Head and Neck Cancer
PV 02 - Poster Viewing Q&A - Session 2
MO_25_2887 - Low-Dose Fractionated Radiation with Induction Docetaxel and Cisplatin Chemotherapy followed by Concurrent Cisplatin and Radiation Therapy in Locally Advanced Nasopharyngeal Cancer, Randomized Phase II-III Trial.
Monday, September 16
10:45 AM - 12:00 PM
Location: ASTRO Innovation Hub
Low-Dose Fractionated Radiation with Induction Docetaxel and Cisplatin Chemotherapy followed by Concurrent Cisplatin and Radiation Therapy in Locally Advanced Nasopharyngeal Cancer, Randomized Phase II-III Trial.

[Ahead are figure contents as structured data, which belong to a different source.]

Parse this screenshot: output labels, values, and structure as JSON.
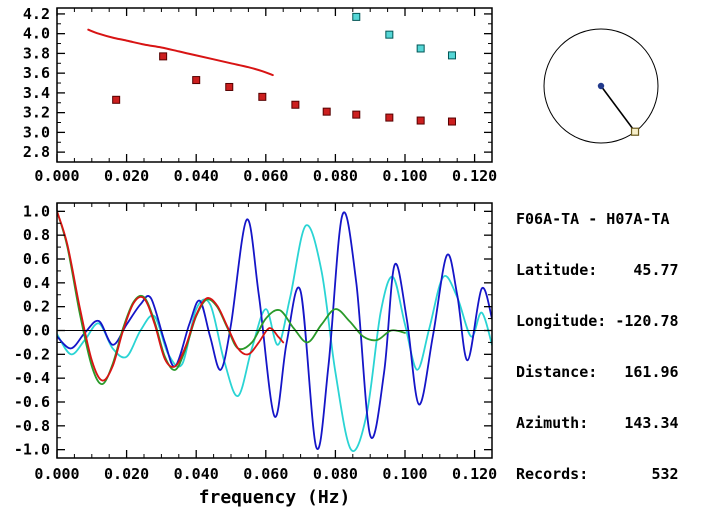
{
  "info": {
    "lines": [
      "F06A-TA - H07A-TA",
      "Latitude:    45.77",
      "Longitude: -120.78",
      "Distance:   161.96",
      "Azimuth:    143.34",
      "Records:       532"
    ]
  },
  "azimuth_plot": {
    "azimuth_deg": 143.34,
    "circle_color": "#000000",
    "center_dot_color": "#223a8c",
    "marker_fill": "#f7efc9",
    "marker_edge": "#6b5b1e"
  },
  "chart_data": [
    {
      "type": "scatter",
      "panel": "dispersion",
      "xlabel": "",
      "ylabel": "",
      "xlim": [
        0,
        0.125
      ],
      "ylim": [
        2.7,
        4.26
      ],
      "x_minor_step": 0.005,
      "y_minor_step": 0.1,
      "x_ticks": [
        0,
        0.02,
        0.04,
        0.06,
        0.08,
        0.1,
        0.12
      ],
      "x_tick_labels": [
        "0.000",
        "0.020",
        "0.040",
        "0.060",
        "0.080",
        "0.100",
        "0.120"
      ],
      "y_ticks": [
        2.8,
        3.0,
        3.2,
        3.4,
        3.6,
        3.8,
        4.0,
        4.2
      ],
      "y_tick_labels": [
        "2.8",
        "3.0",
        "3.2",
        "3.4",
        "3.6",
        "3.8",
        "4.0",
        "4.2"
      ],
      "zero_line": false,
      "series": [
        {
          "name": "reference-dispersion-curve",
          "type": "line",
          "color": "#d81414",
          "width": 2,
          "x": [
            0.009,
            0.012,
            0.016,
            0.02,
            0.025,
            0.03,
            0.035,
            0.04,
            0.045,
            0.05,
            0.055,
            0.059,
            0.062
          ],
          "y": [
            4.04,
            4.0,
            3.96,
            3.93,
            3.89,
            3.86,
            3.82,
            3.78,
            3.74,
            3.7,
            3.66,
            3.62,
            3.58
          ]
        },
        {
          "name": "accepted-measurements",
          "type": "scatter-square",
          "color": "#cc1f1f",
          "edge": "#550000",
          "yerr": 0.035,
          "x": [
            0.017,
            0.0305,
            0.04,
            0.0495,
            0.059,
            0.0685,
            0.0775,
            0.086,
            0.0955,
            0.1045,
            0.1135
          ],
          "y": [
            3.33,
            3.77,
            3.53,
            3.46,
            3.36,
            3.28,
            3.21,
            3.18,
            3.15,
            3.12,
            3.11
          ]
        },
        {
          "name": "rejected-measurements",
          "type": "scatter-square",
          "color": "#55d6d6",
          "edge": "#005555",
          "yerr": 0.035,
          "x": [
            0.086,
            0.0955,
            0.1045,
            0.1135
          ],
          "y": [
            4.17,
            3.99,
            3.85,
            3.78
          ]
        }
      ]
    },
    {
      "type": "line",
      "panel": "waveforms",
      "xlabel": "frequency (Hz)",
      "ylabel": "",
      "xlim": [
        0,
        0.125
      ],
      "ylim": [
        -1.07,
        1.07
      ],
      "x_minor_step": 0.005,
      "y_minor_step": 0.1,
      "x_ticks": [
        0,
        0.02,
        0.04,
        0.06,
        0.08,
        0.1,
        0.12
      ],
      "x_tick_labels": [
        "0.000",
        "0.020",
        "0.040",
        "0.060",
        "0.080",
        "0.100",
        "0.120"
      ],
      "y_ticks": [
        1.0,
        0.8,
        0.6,
        0.4,
        0.2,
        0.0,
        -0.2,
        -0.4,
        -0.6,
        -0.8,
        -1.0
      ],
      "y_tick_labels": [
        "1.0",
        "0.8",
        "0.6",
        "0.4",
        "0.2",
        "0.0",
        "-0.2",
        "-0.4",
        "-0.6",
        "-0.8",
        "-1.0"
      ],
      "zero_line": true,
      "series": [
        {
          "name": "waveform-cyan",
          "type": "line",
          "color": "#2ad4d4",
          "width": 1.8,
          "x": [
            0,
            0.004,
            0.008,
            0.012,
            0.016,
            0.02,
            0.024,
            0.028,
            0.032,
            0.036,
            0.04,
            0.044,
            0.048,
            0.052,
            0.056,
            0.06,
            0.0635,
            0.067,
            0.0715,
            0.076,
            0.08,
            0.0845,
            0.089,
            0.093,
            0.0965,
            0.1,
            0.1035,
            0.107,
            0.111,
            0.115,
            0.119,
            0.122,
            0.125
          ],
          "y": [
            -0.03,
            -0.2,
            -0.08,
            0.06,
            -0.15,
            -0.22,
            0.0,
            0.12,
            -0.2,
            -0.28,
            0.18,
            0.22,
            -0.25,
            -0.55,
            -0.15,
            0.18,
            -0.12,
            0.28,
            0.88,
            0.5,
            -0.35,
            -1.0,
            -0.7,
            0.15,
            0.45,
            0.05,
            -0.33,
            0.02,
            0.45,
            0.28,
            -0.05,
            0.15,
            -0.12
          ]
        },
        {
          "name": "waveform-blue",
          "type": "line",
          "color": "#1515c8",
          "width": 1.8,
          "x": [
            0,
            0.004,
            0.008,
            0.012,
            0.016,
            0.02,
            0.024,
            0.027,
            0.031,
            0.034,
            0.038,
            0.041,
            0.044,
            0.047,
            0.05,
            0.0545,
            0.058,
            0.0625,
            0.066,
            0.07,
            0.0745,
            0.078,
            0.082,
            0.086,
            0.09,
            0.094,
            0.097,
            0.1005,
            0.104,
            0.108,
            0.112,
            0.115,
            0.118,
            0.122,
            0.125
          ],
          "y": [
            -0.05,
            -0.15,
            -0.02,
            0.08,
            -0.12,
            0.05,
            0.22,
            0.27,
            -0.1,
            -0.3,
            0.05,
            0.25,
            -0.05,
            -0.33,
            0.05,
            0.93,
            0.3,
            -0.72,
            -0.1,
            0.33,
            -0.98,
            -0.3,
            0.97,
            0.4,
            -0.88,
            -0.35,
            0.55,
            0.1,
            -0.62,
            -0.05,
            0.63,
            0.3,
            -0.25,
            0.35,
            0.1
          ]
        },
        {
          "name": "waveform-green",
          "type": "line",
          "color": "#2a9a2a",
          "width": 1.8,
          "x": [
            0,
            0.003,
            0.0065,
            0.01,
            0.013,
            0.016,
            0.019,
            0.022,
            0.025,
            0.028,
            0.031,
            0.034,
            0.037,
            0.04,
            0.043,
            0.046,
            0.049,
            0.052,
            0.056,
            0.06,
            0.064,
            0.068,
            0.072,
            0.076,
            0.08,
            0.084,
            0.088,
            0.092,
            0.096,
            0.1
          ],
          "y": [
            1.0,
            0.7,
            0.15,
            -0.3,
            -0.45,
            -0.28,
            0.02,
            0.24,
            0.28,
            0.08,
            -0.22,
            -0.33,
            -0.15,
            0.12,
            0.26,
            0.2,
            0.02,
            -0.15,
            -0.1,
            0.1,
            0.17,
            0.02,
            -0.1,
            0.05,
            0.18,
            0.08,
            -0.05,
            -0.08,
            0.0,
            -0.02
          ]
        },
        {
          "name": "waveform-red",
          "type": "line",
          "color": "#d81414",
          "width": 1.8,
          "x": [
            0,
            0.003,
            0.0065,
            0.01,
            0.013,
            0.016,
            0.019,
            0.022,
            0.025,
            0.028,
            0.031,
            0.034,
            0.037,
            0.04,
            0.043,
            0.046,
            0.049,
            0.052,
            0.055,
            0.058,
            0.061,
            0.0635,
            0.065
          ],
          "y": [
            1.0,
            0.72,
            0.2,
            -0.25,
            -0.42,
            -0.3,
            0.0,
            0.23,
            0.27,
            0.06,
            -0.24,
            -0.3,
            -0.13,
            0.13,
            0.27,
            0.21,
            0.03,
            -0.15,
            -0.2,
            -0.1,
            0.02,
            -0.05,
            -0.1
          ]
        }
      ]
    }
  ]
}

N. M. Al-Rajhi1, E. M. Abdelrahman2, S. Ahmad3, H. Soudy4, M. AlGhazi1, M. O. Al Shabanah5, M. Memon6, and Y. M. Khafaga7; 1King Faisal Hospital & Research Centre, Riyadh, Saudi Arabia, 2National Cancer Institute., Cairo, Egypt, 3Leiscester University Hospital UK, Leisceste, United Kingdom, 4St. George/Sutherland cancer Center, Sydney, Australia, 5King Faisal Specialist Hospital and Research Centre, Riyadh, Saudi Arabia, 6Geisinger Lewistown Hospital - Hematology and Oncology, High Land Park, PA, 7King Faisal Specialist Hospital, Riyadh, Saudi Arabia
Purpose/Objective(s): The primary endpoint was to assess the efficacy of LDFRT given in combination with induction chemotherapy (IC) Docetaxel and Cisplatin followed by radiation therapy with concurrent Cisplatin in patient with locally advanced nasopharyngeal carcinoma. The secondary endpoints were 3-years overall survival (OS), Loco-regional control (LRC) and metastases- free survival (MFS).
Materials/Methods: Single institute, phase II-III, prospectively controlled randomized trial Patients aged 18-70 years with WHO type II and III, stage III-IVB nasopharyngeal carcinoma, ECOG performance score of 0- 2, with adequate hematological, renal, and hepatic function were eligible All patients received 2 cycles of IC Docetaxel 75mg/m2 and Cisplatin 75mg/m2 on day 1 and 22 followed by definitive course of radiation therapy 70Gy in 33 fractions, using IGRT, with concurrent Cisplatin 25 mg/m2 for 4 days on day 43 and 64. Patient were randomly assigned to either receive IC only or IC with LDFRT 0.5 Gy twice daily 6 hours apart for 2 days. Sample size was estimated using Simon Optimal Two-Stage Designs for Phase II Clinical Trials. The Complete Response rate (CR) for the chemotherapy arm was 25%. A total of 108 sample size was calculated to detect a difference of 15% in CR rate in LDFRT treatment arm under a power of 80% and a confidence level of 90%. Simple randomization was utilized using random-numbers that generates random sequences in order to allow for unbiased treatment allocation among the study and the standard arms. Random numbers were generated using computer software program. Response to treatment in term of CR at the primary site, lymph node site and overall response among the two comparative arms were summarized using contingency tables and compared using Chi-squared test. Clinical response at the primary site and lymph nodes were assessed using RECIST criteria. Tolerance was scored using revised NCI (CTCAE) version 4.03. Analysis were done based on intention to treat. The probabilities of OS, LRC and DMFS were calculated using the Kaplan-Meier estimator with variance estimated using Greenwood’s formula. Survival curves were compared using log-rank test. P-value< 0.05 was considered significant
Results: Between March 31, 2013, and February 11, 2018, 108 patients were enrolled in this trial. They were randomly assigned to LDFRT in combination with IC (54 patients) and IC alone (54 patients). Data were available for all patients, with a median follow up of 37 months (3-72). All patients completed planned treatment except one patient who died after IC and was included in the analysis. Toxicity abd post IC phase treatment responses were not significantly different between the two treatment arms. 3-years OS (94 vs 93 p=0.8), LRC (84.1 vs 91.6 p=0.25), and DMFS (84.8 vs 87.5 p=0.58) for LDFRT with IC arm and IC only arm respectively.
Conclusion: No significant difference was observed between treatment arms indicating lack of benefit from adding LDFRT to IC in locally advanced Nasopharyngeal carcinoma.
Author Disclosure: N.M. Al-Rajhi: None. E.M. Abdelrahman: None. S. Ahmad: None. M. AlGhazi: None. Y.M. Khafaga: None.